Since Jay had the odd day off during his usual weekend to work (weekends we don't have CJ), we decided to have "date night". We ended up meeting my sister and her beau at a local restaurant for dinner and a few drinks (for the non-pregnant folks). We then decided to hit the 10:00 show at the comedy club. 10:00 is pushing it for me. I don't think I've been up later than 10:00 more than 3 times since I found out I was pregnant, but I was doing pretty good.
Close to the end of the show I was MISERABLE. I had to pee so bad I could taste it, but since we were in the front row I was trying to avoid the attention of getting up. To make matters worse, my husband has the most obnoxious laugh sometimes (sorry hun!). The comedians immediately picked up on the laugh bringing unwanted attention to our table. So... lets just say that by the time we left, I was not really in the best of moods. I just wanted to get home and go to bed.
We forgot that we needed necessities - toilet paper and dog food so before we made it home we had to make a stop at the grocery store. Then Jay was hungry so we drove through BK. All I wanted was a large cherry Icee.... and bed.
Frustration was really running high when we got home. Jay was clinking stuff around in the kitchen and making all sorts of noise. I was just trying to relax in the living room and sip my Icee. Then, as Jay slams the kitchen door in his frustrations with ketchup, the door shelves spilled their contents all over the floor. I immediately went in and started chewing him out. At some point, he called me either a spoiled brat or bitch - not sure, but whichever it was it took me over the edge.

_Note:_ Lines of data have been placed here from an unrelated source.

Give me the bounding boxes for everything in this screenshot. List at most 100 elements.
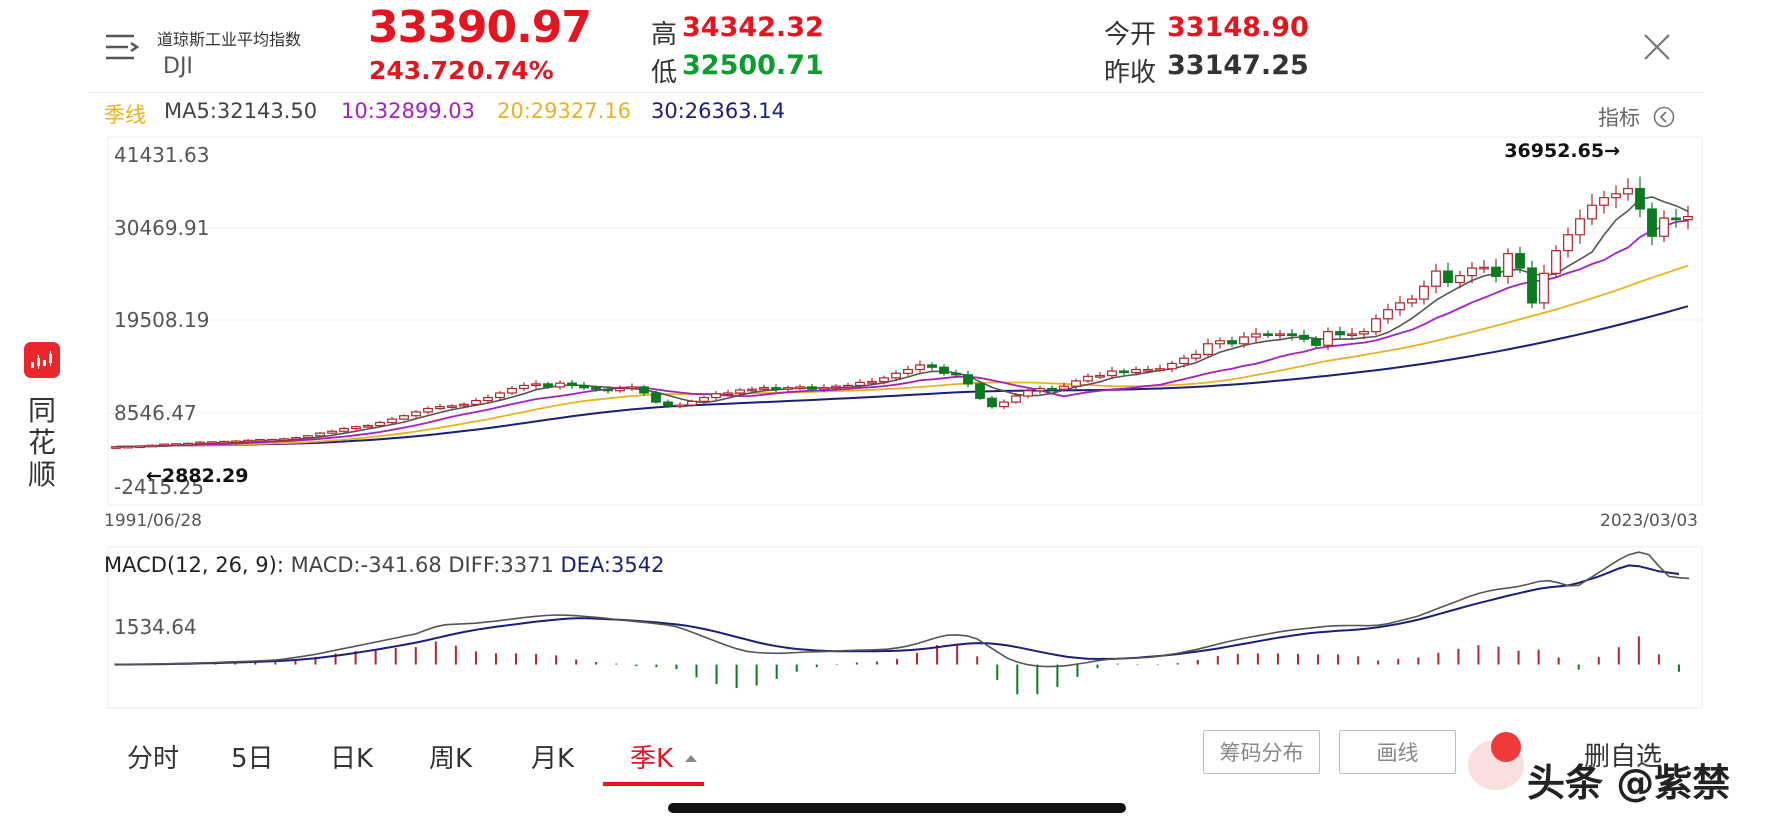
candle-up (831, 385, 841, 389)
candle-up (1011, 395, 1021, 403)
candle-up (555, 382, 565, 388)
tab-quarterly-k-label: 季K (630, 744, 674, 774)
candle-up (363, 424, 373, 428)
candle-down (603, 388, 613, 392)
candle-down (807, 386, 817, 390)
tab-monthly-k[interactable]: 月K (531, 744, 575, 774)
candle-up (843, 384, 853, 388)
candle-up (423, 407, 433, 413)
candle-up (159, 443, 169, 447)
candle-up (747, 388, 757, 392)
active-tab-underline (603, 782, 704, 786)
candle-up (1323, 331, 1333, 346)
sidebar-char-3: 顺 (28, 458, 57, 491)
candle-up (447, 405, 457, 408)
low-value: 32500.71 (682, 50, 824, 81)
candle-up (1623, 187, 1633, 195)
tonghuashun-logo[interactable] (24, 342, 60, 378)
ma10-line (115, 219, 1689, 448)
candle-up (1143, 368, 1153, 372)
ma5-legend: MA5:32143.50 (164, 99, 318, 123)
dea-line (114, 564, 1680, 666)
candle-up (999, 401, 1009, 408)
candle-up (867, 381, 877, 384)
price-change: 243.72 (369, 56, 466, 85)
candle-down (963, 374, 973, 385)
candle-down (663, 401, 673, 407)
candle-down (579, 384, 589, 389)
kline-axis-labels: 41431.63 30469.91 19508.19 8546.47 -2415.25 1… (104, 140, 1698, 531)
diff-line (114, 551, 1690, 668)
candle-up (507, 387, 517, 394)
candle-down (1635, 187, 1645, 210)
candle-up (675, 404, 685, 408)
moving-average-lines (115, 196, 1689, 448)
candle-up (1455, 275, 1465, 284)
candle-up (819, 387, 829, 390)
floating-assistant-dot[interactable] (1491, 732, 1521, 762)
candle-up (1371, 318, 1381, 333)
candle-up (1467, 267, 1477, 277)
indicator-button[interactable]: 指标 (1598, 102, 1675, 132)
kline-logo-icon (31, 351, 52, 369)
remove-watchlist-button[interactable]: 删自选 (1584, 742, 1663, 772)
candle-up (111, 446, 121, 449)
candle-up (267, 438, 277, 442)
open-label: 今开 (1104, 20, 1157, 50)
macd-y-tick-label: 1534.64 (114, 615, 197, 639)
candle-up (351, 426, 361, 430)
candle-up (483, 396, 493, 402)
candle-up (459, 403, 469, 407)
candle-up (1551, 250, 1561, 274)
index-name: 道琼斯工业平均指数 (157, 30, 302, 49)
candle-up (1215, 340, 1225, 345)
circle-chevron-left-icon (1653, 106, 1674, 128)
candle-up (1599, 197, 1609, 206)
candle-up (291, 437, 301, 440)
sidebar-char-1: 同 (28, 394, 57, 427)
candle-down (1119, 370, 1129, 374)
menu-icon[interactable] (104, 30, 140, 64)
tab-weekly-k[interactable]: 周K (429, 744, 473, 774)
candle-up (135, 445, 145, 449)
candle-down (987, 397, 997, 408)
candle-up (327, 430, 337, 434)
candle-up (711, 393, 721, 399)
max-annotation: 36952.65→ (1504, 140, 1620, 162)
candle-up (1347, 333, 1357, 337)
low-label: 低 (651, 58, 678, 88)
tab-5day[interactable]: 5日 (231, 744, 274, 774)
open-value: 33148.90 (1167, 12, 1309, 43)
candle-up (1563, 234, 1573, 252)
candle-up (1251, 333, 1261, 338)
candle-up (219, 440, 229, 444)
candle-up (1407, 298, 1417, 304)
candle-up (1395, 302, 1405, 311)
sidebar-char-2: 花 (28, 426, 57, 459)
candle-up (1431, 270, 1441, 287)
candle-down (1491, 266, 1501, 277)
ma-period-label: 季线 (104, 103, 146, 127)
home-indicator[interactable] (668, 803, 1126, 813)
candle-up (1023, 390, 1033, 397)
candle-up (1155, 368, 1165, 371)
macd-frame (107, 546, 1703, 709)
candle-up (1239, 336, 1249, 345)
candle-up (699, 396, 709, 402)
candle-up (1071, 380, 1081, 387)
candle-up (1383, 309, 1393, 320)
ma30-legend: 30:26363.14 (651, 99, 785, 123)
candle-down (951, 372, 961, 376)
candle-up (1095, 374, 1105, 378)
tab-quarterly-k[interactable]: 季K (630, 738, 698, 775)
tab-intraday[interactable]: 分时 (127, 744, 180, 774)
candle-down (927, 364, 937, 368)
draw-line-button[interactable]: 画线 (1339, 730, 1456, 774)
chip-distribution-button[interactable]: 筹码分布 (1203, 730, 1320, 774)
macd-value: MACD:-341.68 (290, 553, 442, 577)
macd-histogram (114, 636, 1680, 695)
macd-title: MACD(12, 26, 9): (104, 553, 284, 577)
tab-daily-k[interactable]: 日K (330, 744, 374, 774)
close-icon[interactable] (1640, 30, 1674, 64)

The right thing to do, or what I THOUGHT was the right thing to do, was to throw in an overhand motion my cherry Icee all over the kitchen. All over the ceiling, window, sink, counters, stove, floor, inside and outside of the fridge, and all over Jay. Josephine, the white Jack Russell, was even in the line of fire and was hit by its sticky mess. (she now sports pink spots on her back!)
I immediately ran to the bedroom and curled up in the fetal position in tears on my bed. Jay got in the shower and then stormed in the bedroom to snatch up his pillows. Understandably he had decided to sleep on the couch. I decided to in and clean up the mess, but even with that my rage was still smoldering. Jay stormed through the kitchen on his was to take his Icee covered clothes to the washing machine and as he slammed the basement door, I decided it would be a good idea to lock him down there in the basement.
He ventured back upstairs and after mumbling a few choice words after discovering the door was locked, I told him to hold on while I took one more swipe of the mop over the floor so he had a safe area to walk in. That really wasn't the reason for me locking the door, but when I did turn the lock it felt good. :-( Hey.... monkey hormones took over! Sorry!!!
I went to bed. He went to the couch. The next morning I greeted him with apologies and he returned them, although he really had nothing to apologize about. This incident was TOTALLY out of character for me and was all my fault. Later the next day while walking through Lowes, we were able to joke about going to get Icees. I'm sure it will be a story we enjoy telling the little one some day.
WOW! Hormones and sleep deprivation will make you do crazy things! Lesson: Keep cherry Icees away from me if it is past my bed time!!!! My husband is such a wonderful man. I love him SO much. No telling what I would have done would he have pulled a stunt like that on me!!! Thanks babe for putting up with my craziness!! I know you have to put up with enough of that at work!